Article rédigé par Marie-Adélaïde Scigacz
France Télévisions
Publié Mis à jour
Temps de lecture : 15min
Des manifestants demandent la destitution de Donald Trump, devant le Capitole, à Washington (Etats-Unis), le 18 décembre 2019. (OLIVIER DOULIERY / AFP)

Ce n'est que la troisième fois de l'histoire des Etats-Unis qu'un président fait l'objet d'une procédure de destitution.

Il faut s'attendre à "une foire d'empoigne incontrôlable gouvernée par la démagogie", prédit le Washington Post. Robert Malley, ex-conseiller de Barack Obama et Bill Clinton, s'attend plutôt à "une pièce de théâtre", "la chronique d'une destitution qui n'aura pas lieu". Le procès en destitution de Donald Trump, qui doit entrer dans le vif du sujet, mardi 21 janvier, s'appréhende à la fois comme un moment d'histoire immanquable et une inévitable perte de temps. Indispensable (pour les démocrates) mais voué à l'échec, ce procès doit permettre aux sénateurs de décider ou non de la destitution du président américain.

Symbole de la division d'un pays, mais aussi de la rivalité qui règne au sein du Congrès, entre la Chambre des représentants, à majorité démocrate, et le Sénat, à majorité républicaine, cette procédure en destitution d'un président clivant promet d'âpres débats. Pour tout comprendre, franceinfo reprend les bases.

Qu'est-ce qu'une procédure d'"impeachment" ? 

En français, "impeachment" se traduit par "procédure de destitution". Ainsi, un haut fonctionnaire est "empêché" ("impeached", en anglais), non pas quand il est jugé coupable, mais dès qu'il est mis en accusation. Quelle que soit l'issue du procès, Donald Trump a déjà été "empêché" le 18 décembre, quand la Chambre des représentants (équivalent de notre Assemblée nationale) a estimé, à l'issue de plusieurs semaines d'auditions, qu'elle disposait de suffisamment d'éléments pour traduire Donald Trump devant le Sénat, chambre haute du Congrès.

Car une procédure en destitution ne se déroule pas devant un tribunal traditionnel. Son principe est inscrit au paragraphe 4 de l'article II de la Constitution américaine (lien en anglais). "Le président, le vice-président et tous les fonctionnaires civils des États-Unis seront destitués de leurs charges, sur mise en accusation et condamnation pour trahison, corruption ou autres crimes et délits majeurs", peut-on lire. Ce principe volontairement vague laisse une grande place à l'interprétation. Comment définit-on ce qui rentre dans la catégorie des "crimes" ? Qu'appelle-t-on ici "un délit majeur" ? Il revient aux sénateurs de trancher et de décider s'il faut ou non écarter le président du pouvoir, en le destituant. Pour cela, il faut convaincre au moins deux tiers des sénateurs (67 élus sur 100). Jeudi, les sénateurs ont prêté serment, endossant officiellement leur rôle de jurés.

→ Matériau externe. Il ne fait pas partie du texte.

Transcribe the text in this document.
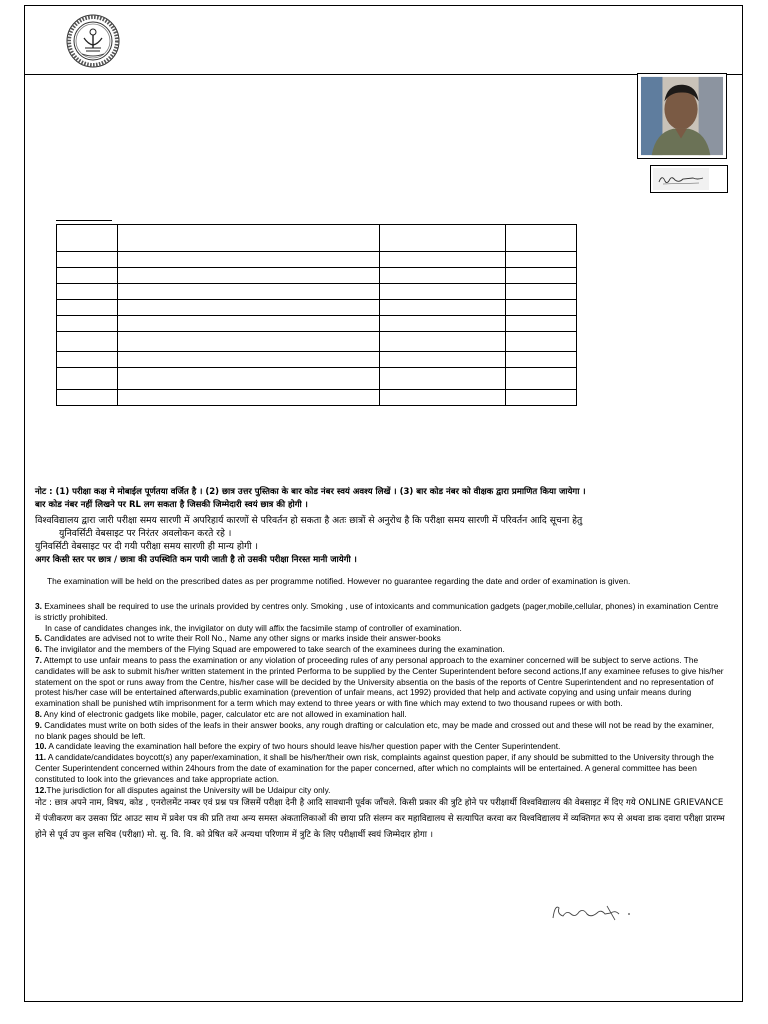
नोट : (1) परीक्षा कक्ष मे मोबाईल पूर्णतया वर्जित है । (2) छात्र उत्तर पुस्तिका के बार कोड नंबर स्वयं अवश्य लिखें । (3) बार कोड नंबर को वीक्षक द्वारा प्रमाणित किया जायेगा ।

बार कोड नंबर नहीं लिखने पर RL लग सकता है जिसकी जिम्मेदारी स्वयं छात्र की होगी ।

विश्वविद्यालय द्वारा जारी परीक्षा समय सारणी में अपरिहार्य कारणों से परिवर्तन हो सकता है अतः छात्रों से अनुरोध है कि परीक्षा समय सारणी में परिवर्तन आदि सूचना हेतु

युनिवर्सिटी वेबसाइट पर निरंतर अवलोकन करते रहे ।

युनिवर्सिटी वेबसाइट पर दी गयी परीक्षा समय सारणी ही मान्य होगी ।

अगर किसी स्तर पर छात्र / छात्रा की उपस्थिति कम पायी जाती है तो उसकी परीक्षा निरस्त मानी जायेगी ।

The examination will be held on the prescribed dates as per programme notified. However no guarantee regarding the date and order of examination is given.

3. Examinees shall be required to use the urinals provided by centres only. Smoking , use of intoxicants and communication gadgets (pager,mobile,cellular, phones) in examination Centre is strictly prohibited.

In case of candidates changes ink, the invigilator on duty will affix the facsimile stamp of controller of examination.

5. Candidates are advised not to write their Roll No., Name any other signs or marks inside their answer-books

6. The invigilator and the members of the Flying Squad are empowered to take search of the examinees during the examination.

7. Attempt to use unfair means to pass the examination or any violation of proceeding rules of any personal approach to the examiner concerned will be subject to serve actions. The candidates will be ask to submit his/her written statement in the printed Performa to be supplied by the Center Superintendent before second actions,If any examinee refuses to give his/her statement on the spot or runs away from the Centre, his/her case will be decided by the University absentia on the basis of the reports of Centre Superintendent and no representation of protest his/her case will be entertained afterwards,public examination (prevention of unfair means, act 1992) provided that help and activate copying and using unfair means during examination shall be punished wtih imprisonment for a term which may extend to three years or with fine which may extend to two thousand rupees or with both.

8. Any kind of electronic gadgets like mobile, pager, calculator etc are not allowed in examination hall.

9. Candidates must write on both sides of the leafs in their answer books, any rough drafting or calculation etc, may be made and crossed out and these will not be read by the examiner, no blank pages should be left.

10. A candidate leaving the examination hall before the expiry of two hours should leave his/her question paper with the Center Superintendent.

11. A candidate/candidates boycott(s) any paper/examination, it shall be his/her/their own risk, complaints against question paper, if any should be submitted to the University through the Center Superintendent concerned within 24hours from the date of examination for the paper concerned, after which no complaints will be entertained. A general committee has been constituted to look into the grievances and take appropriate action.

12.The jurisdiction for all disputes against the University will be Udaipur city only.

नोट : छात्र अपने नाम, विषय, कोड , एनरोलमेंट नम्बर एवं प्रश्न पत्र जिसमें परीक्षा देनी है आदि सावधानी पूर्वक जाँचले. किसी प्रकार की त्रुटि होने पर परीक्षार्थी विश्वविद्यालय की वेबसाइट में दिए गये ONLINE GRIEVANCE में पंजीकरण कर उसका प्रिंट आउट साथ में प्रवेश पत्र की प्रति तथा अन्य समस्त अंकतालिकाओं की छाया प्रति संलग्न कर महाविद्यालय से सत्यापित करवा कर विश्वविद्यालय में व्यक्तिगत रूप से अथवा डाक दवारा परीक्षा प्रारम्भ होने से पूर्व उप कुल सचिव (परीक्षा) मो. सु. वि. वि. को प्रेषित करें अन्यथा परिणाम में त्रुटि के लिए परीक्षार्थी स्वयं जिम्मेदार होगा ।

Face à eux, la Chambre des représentants a chargé sept de ses membres d'assurer le rôle de procureurs. Sans surprise, on y retrouve de fervents opposants à Donald Trump, comme Jerry Nadler, élu new-yorkais spécialiste du droit constitutionnel et ennemi juré du président milliardaire depuis plus de 30 ans. 

Un représentant de la Chambre des représentants conduit les sept élus désignés pour assurer le rôle de procureurs dans la procédure d'impeachment au Sénat, jeudi 16 janvier 2020. (ALEX WONG / GETTY IMAGES NORTH AMERICA / AFP)

Un autre président américain a-t-il déjà eu droit à un tel procès ?

Deux prédécesseurs de Donald Trump ont déjà fait l'objet d'une procédure de destitution. Aucun des deux n'a été destitué. Andrew Johnson en a fait les frais, en 1868, après avoir démis un membre de son cabinet dont la nomination avait été soutenue par le Congrès (ce qui était à l'époque illégal). A l'issue des trois semaines de procès au Sénat, il a échappé de justesse à la destitution : pour trois des charges retenues contre lui, il a manqué un vote.

Plus d'un siècle plus tard, Bill Clinton a lui été "empêché" pour parjure et obstruction de la justice, dans le cadre de l'affaire Monica Lewinsky. Un procès pour destitution a débuté en janvier 1999 au Sénat, mais le démocrate a été acquitté un mois plus tard. 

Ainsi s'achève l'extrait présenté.